Dom Cobb (Leonardo DiCaprio) possiede una qualifica speciale: è in grado di inserirsi nei sogni altrui per prelevare i segreti nascosti nel più profondo del subconscio. Viene contattato da Saito (Ken Watanabe), un potentissimo industriale di origine giapponese, il quale gli chiede di tentare l'operazione opposta. Non deve prelevare pensieri celati ma inserire un'idea che si radichi nella mente di una persona. Costui è Robert Fischer Jr. (Cillian Murphy) il quale, alla morte dell'anziano e dittatoriale genitore (Pete Postlethwaite), dovrà convincersi che l'unica cosa che può fare è distruggere l'impero ereditato. Saito avrà allora campo libero. In cambio offrirà a Cobb la possibilità di ...coronare il suo sogno. Cobb accetta e si fa affiancare da un team di super-esperti del virtuale, tra cui la giovane architetto Ariadne (Ellen Page) e i fidi collaboratori Arthur (Joseph Gordon-Levitt) ed Eames (Tom Hardy).-Un piccolo warning: qua e là sono presenti spoiler sul film.-
Svelato agli addetti ai lavori con pochissimo e calcolatissimo anticipo rispetto all'uscita USA e worldwide, Inception, settima fatica dell'osannato regista Christopher Nolan (sull'ultimo numero di Ciak è stato addirittura indetto un sondaggio per consacrarlo - o meno - quale erede di Stanley Kubrick) è una pellicola preparata con cura maniacale, recitata in modo ineccepibile da un cast deluxe, scritta con puntiglio più che certosino e diretta senza l'ombra della benchè minima sbavatura.
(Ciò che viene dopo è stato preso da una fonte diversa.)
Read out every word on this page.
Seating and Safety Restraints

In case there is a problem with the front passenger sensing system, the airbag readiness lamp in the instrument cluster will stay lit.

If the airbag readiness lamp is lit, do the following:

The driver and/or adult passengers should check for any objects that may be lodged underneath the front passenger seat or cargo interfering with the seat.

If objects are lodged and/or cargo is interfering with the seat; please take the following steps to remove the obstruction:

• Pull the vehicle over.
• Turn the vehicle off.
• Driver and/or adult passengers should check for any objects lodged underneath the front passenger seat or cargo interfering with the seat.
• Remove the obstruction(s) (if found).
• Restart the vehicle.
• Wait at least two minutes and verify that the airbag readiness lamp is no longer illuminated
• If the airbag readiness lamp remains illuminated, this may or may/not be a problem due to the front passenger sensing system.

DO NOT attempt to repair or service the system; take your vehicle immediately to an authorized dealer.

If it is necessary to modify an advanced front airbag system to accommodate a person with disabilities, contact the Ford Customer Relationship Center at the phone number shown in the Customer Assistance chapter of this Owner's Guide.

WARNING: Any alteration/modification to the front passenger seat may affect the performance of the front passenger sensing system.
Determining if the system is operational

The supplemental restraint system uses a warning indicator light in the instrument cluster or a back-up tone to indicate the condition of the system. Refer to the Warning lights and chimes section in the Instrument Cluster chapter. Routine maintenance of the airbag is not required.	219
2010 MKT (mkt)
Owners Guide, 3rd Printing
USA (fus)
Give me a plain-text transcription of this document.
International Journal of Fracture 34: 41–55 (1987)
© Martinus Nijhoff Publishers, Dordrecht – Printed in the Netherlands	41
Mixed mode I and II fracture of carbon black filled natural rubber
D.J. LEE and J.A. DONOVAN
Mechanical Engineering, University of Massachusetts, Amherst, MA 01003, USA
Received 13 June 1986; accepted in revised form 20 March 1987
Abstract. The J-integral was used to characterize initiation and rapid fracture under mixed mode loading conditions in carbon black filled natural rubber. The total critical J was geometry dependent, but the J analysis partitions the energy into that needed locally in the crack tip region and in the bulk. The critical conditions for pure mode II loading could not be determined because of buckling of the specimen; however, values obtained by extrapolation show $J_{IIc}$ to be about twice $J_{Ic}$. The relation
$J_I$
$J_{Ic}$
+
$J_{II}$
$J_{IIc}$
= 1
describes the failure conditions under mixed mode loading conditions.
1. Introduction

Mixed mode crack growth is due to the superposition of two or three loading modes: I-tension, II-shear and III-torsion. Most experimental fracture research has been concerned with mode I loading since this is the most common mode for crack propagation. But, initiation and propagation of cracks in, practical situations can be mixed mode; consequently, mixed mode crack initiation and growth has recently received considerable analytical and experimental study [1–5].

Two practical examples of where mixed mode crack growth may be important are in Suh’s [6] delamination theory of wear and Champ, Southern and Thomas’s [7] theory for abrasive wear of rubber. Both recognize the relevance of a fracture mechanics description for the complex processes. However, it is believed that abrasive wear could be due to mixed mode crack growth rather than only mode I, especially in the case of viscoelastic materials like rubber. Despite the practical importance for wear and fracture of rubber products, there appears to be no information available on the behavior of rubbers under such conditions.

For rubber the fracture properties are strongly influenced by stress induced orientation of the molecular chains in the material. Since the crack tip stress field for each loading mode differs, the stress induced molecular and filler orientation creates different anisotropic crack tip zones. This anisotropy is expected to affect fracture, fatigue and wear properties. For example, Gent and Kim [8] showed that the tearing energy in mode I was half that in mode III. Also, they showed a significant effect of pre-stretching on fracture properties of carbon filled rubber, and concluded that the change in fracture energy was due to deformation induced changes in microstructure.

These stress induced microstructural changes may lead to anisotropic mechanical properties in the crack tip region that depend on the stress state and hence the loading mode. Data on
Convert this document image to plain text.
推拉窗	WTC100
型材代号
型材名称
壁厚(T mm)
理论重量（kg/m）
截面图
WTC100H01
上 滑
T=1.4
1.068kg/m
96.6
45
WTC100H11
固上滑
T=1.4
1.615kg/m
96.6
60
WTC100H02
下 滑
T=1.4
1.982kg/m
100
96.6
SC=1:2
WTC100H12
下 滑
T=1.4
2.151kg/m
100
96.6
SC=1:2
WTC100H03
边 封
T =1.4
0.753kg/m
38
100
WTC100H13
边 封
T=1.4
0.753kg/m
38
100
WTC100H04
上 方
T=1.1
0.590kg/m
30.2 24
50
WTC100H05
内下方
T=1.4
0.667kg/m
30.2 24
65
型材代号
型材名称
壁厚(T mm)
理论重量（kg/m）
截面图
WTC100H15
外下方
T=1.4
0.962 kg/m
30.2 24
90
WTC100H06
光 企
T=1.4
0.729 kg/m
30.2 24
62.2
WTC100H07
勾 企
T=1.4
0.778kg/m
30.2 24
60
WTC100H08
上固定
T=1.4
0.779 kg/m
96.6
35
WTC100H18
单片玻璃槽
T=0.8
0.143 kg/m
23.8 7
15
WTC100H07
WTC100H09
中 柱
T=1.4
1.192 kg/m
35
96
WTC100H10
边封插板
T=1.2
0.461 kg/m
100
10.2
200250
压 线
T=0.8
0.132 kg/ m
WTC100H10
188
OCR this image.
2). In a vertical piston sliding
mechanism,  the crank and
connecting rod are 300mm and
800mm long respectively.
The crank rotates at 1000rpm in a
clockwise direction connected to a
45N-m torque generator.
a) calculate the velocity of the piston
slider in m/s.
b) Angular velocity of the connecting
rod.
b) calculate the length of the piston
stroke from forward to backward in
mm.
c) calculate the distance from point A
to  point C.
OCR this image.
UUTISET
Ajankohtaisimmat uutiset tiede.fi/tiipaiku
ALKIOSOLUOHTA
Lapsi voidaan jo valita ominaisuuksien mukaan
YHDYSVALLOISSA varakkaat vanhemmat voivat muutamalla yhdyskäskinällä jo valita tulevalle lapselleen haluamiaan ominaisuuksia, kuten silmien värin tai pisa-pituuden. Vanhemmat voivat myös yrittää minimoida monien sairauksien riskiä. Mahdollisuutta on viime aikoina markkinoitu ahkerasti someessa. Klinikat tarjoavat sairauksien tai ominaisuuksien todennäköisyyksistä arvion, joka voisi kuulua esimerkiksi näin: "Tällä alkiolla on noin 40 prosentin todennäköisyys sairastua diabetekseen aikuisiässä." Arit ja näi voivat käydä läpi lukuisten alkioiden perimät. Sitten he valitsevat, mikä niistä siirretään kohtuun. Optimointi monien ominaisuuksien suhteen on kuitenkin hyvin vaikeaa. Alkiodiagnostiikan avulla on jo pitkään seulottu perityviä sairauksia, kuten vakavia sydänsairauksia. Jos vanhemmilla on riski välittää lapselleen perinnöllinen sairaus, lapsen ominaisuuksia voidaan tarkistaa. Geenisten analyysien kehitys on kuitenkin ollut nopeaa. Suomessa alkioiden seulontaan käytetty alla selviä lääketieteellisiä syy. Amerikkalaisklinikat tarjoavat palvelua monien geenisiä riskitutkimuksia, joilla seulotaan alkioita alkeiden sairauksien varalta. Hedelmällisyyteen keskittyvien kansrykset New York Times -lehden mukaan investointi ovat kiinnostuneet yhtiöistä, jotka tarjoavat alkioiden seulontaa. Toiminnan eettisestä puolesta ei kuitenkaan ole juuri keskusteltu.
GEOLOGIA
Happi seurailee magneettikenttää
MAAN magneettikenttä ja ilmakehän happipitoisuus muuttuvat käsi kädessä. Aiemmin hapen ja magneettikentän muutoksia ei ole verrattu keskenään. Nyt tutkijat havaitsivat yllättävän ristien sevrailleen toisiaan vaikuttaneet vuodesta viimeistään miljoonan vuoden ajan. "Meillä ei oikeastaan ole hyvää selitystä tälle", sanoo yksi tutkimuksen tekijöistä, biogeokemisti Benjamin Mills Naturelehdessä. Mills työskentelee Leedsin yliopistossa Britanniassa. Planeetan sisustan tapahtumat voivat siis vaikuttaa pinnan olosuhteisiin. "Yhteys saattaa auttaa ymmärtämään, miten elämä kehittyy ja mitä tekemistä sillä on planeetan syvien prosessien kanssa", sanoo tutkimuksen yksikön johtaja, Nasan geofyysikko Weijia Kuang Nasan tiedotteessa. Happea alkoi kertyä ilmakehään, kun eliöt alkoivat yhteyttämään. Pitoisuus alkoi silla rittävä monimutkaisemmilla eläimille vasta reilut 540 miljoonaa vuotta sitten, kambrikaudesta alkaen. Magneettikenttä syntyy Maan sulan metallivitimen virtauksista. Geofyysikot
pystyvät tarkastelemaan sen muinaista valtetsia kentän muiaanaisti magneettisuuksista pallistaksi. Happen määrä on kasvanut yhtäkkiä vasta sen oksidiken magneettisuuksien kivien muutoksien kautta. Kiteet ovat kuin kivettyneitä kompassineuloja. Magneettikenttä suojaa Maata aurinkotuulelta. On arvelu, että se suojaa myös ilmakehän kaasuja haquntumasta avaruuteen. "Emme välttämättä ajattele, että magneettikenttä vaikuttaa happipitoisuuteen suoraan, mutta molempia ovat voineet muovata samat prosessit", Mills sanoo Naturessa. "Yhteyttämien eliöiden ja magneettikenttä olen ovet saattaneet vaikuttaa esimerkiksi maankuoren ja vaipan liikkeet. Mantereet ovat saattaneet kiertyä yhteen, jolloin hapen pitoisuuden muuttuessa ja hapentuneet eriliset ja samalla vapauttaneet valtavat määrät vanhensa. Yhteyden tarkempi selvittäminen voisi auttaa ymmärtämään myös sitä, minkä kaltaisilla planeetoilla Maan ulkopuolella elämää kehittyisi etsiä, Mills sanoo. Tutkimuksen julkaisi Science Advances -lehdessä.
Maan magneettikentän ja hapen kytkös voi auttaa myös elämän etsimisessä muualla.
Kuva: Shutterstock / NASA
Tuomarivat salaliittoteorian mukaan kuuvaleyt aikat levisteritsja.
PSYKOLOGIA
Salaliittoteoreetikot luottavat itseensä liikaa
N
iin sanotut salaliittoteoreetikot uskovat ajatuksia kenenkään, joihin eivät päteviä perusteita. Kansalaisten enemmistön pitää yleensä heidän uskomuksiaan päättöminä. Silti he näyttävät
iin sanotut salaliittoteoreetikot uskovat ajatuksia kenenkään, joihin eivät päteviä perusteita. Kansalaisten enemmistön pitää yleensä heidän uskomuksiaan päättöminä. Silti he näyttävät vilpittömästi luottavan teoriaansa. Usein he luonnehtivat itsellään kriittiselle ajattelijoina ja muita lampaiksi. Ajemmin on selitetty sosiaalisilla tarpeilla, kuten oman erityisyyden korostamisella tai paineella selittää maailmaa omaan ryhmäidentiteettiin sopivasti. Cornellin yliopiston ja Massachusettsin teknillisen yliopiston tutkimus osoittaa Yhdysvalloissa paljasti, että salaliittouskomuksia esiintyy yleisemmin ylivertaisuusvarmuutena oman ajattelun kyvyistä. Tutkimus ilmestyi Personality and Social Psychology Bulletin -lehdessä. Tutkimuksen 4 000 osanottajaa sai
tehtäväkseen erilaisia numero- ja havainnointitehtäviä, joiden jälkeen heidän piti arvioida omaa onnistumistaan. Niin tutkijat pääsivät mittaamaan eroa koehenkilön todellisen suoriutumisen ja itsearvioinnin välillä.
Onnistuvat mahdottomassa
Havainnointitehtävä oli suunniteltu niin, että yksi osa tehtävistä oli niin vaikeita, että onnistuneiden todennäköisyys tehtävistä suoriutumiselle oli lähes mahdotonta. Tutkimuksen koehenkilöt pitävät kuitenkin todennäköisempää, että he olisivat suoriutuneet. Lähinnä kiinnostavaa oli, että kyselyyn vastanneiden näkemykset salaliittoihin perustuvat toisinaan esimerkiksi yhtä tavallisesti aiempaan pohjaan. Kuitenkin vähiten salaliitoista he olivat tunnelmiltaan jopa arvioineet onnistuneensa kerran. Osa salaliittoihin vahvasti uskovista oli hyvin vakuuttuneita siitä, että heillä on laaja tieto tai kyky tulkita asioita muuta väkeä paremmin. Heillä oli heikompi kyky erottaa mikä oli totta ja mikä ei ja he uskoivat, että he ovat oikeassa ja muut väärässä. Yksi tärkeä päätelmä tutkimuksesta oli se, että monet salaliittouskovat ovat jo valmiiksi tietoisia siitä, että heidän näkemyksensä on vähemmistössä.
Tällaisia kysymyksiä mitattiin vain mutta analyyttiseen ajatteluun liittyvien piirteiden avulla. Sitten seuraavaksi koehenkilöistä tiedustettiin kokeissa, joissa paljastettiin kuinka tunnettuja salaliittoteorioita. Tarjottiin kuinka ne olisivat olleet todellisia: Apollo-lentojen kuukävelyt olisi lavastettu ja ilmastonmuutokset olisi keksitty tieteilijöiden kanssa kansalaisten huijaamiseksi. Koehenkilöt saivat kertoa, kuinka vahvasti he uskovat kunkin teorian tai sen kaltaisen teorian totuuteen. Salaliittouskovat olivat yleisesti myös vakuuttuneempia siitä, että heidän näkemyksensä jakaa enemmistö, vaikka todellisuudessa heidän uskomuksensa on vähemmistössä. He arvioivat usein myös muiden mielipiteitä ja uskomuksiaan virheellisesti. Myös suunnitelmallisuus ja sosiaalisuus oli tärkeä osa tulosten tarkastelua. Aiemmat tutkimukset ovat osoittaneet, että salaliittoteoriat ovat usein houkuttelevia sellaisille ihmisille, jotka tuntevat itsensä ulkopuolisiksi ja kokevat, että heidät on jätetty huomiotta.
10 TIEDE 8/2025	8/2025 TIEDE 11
I costanti richiami a Sigmund Freud, l'omaggio a James Bond, la dichiarata ispirazione alle paradossali incisioni di Maurits Cornelis Escher, le più che evidenti contaminazioni (anch'esse anticipatamente divulgate alla stampa) dalla saga di Matrix: dieci anni di lavoro per un progetto a cui lo stesso Nolan teneva in modo particolare, al punto da blindare il set per un tempo decisamente superiore alla media dei film di genere, creando così quell'hype che tanto va di moda per garantire e garantirsi ancor più presa sull'audience.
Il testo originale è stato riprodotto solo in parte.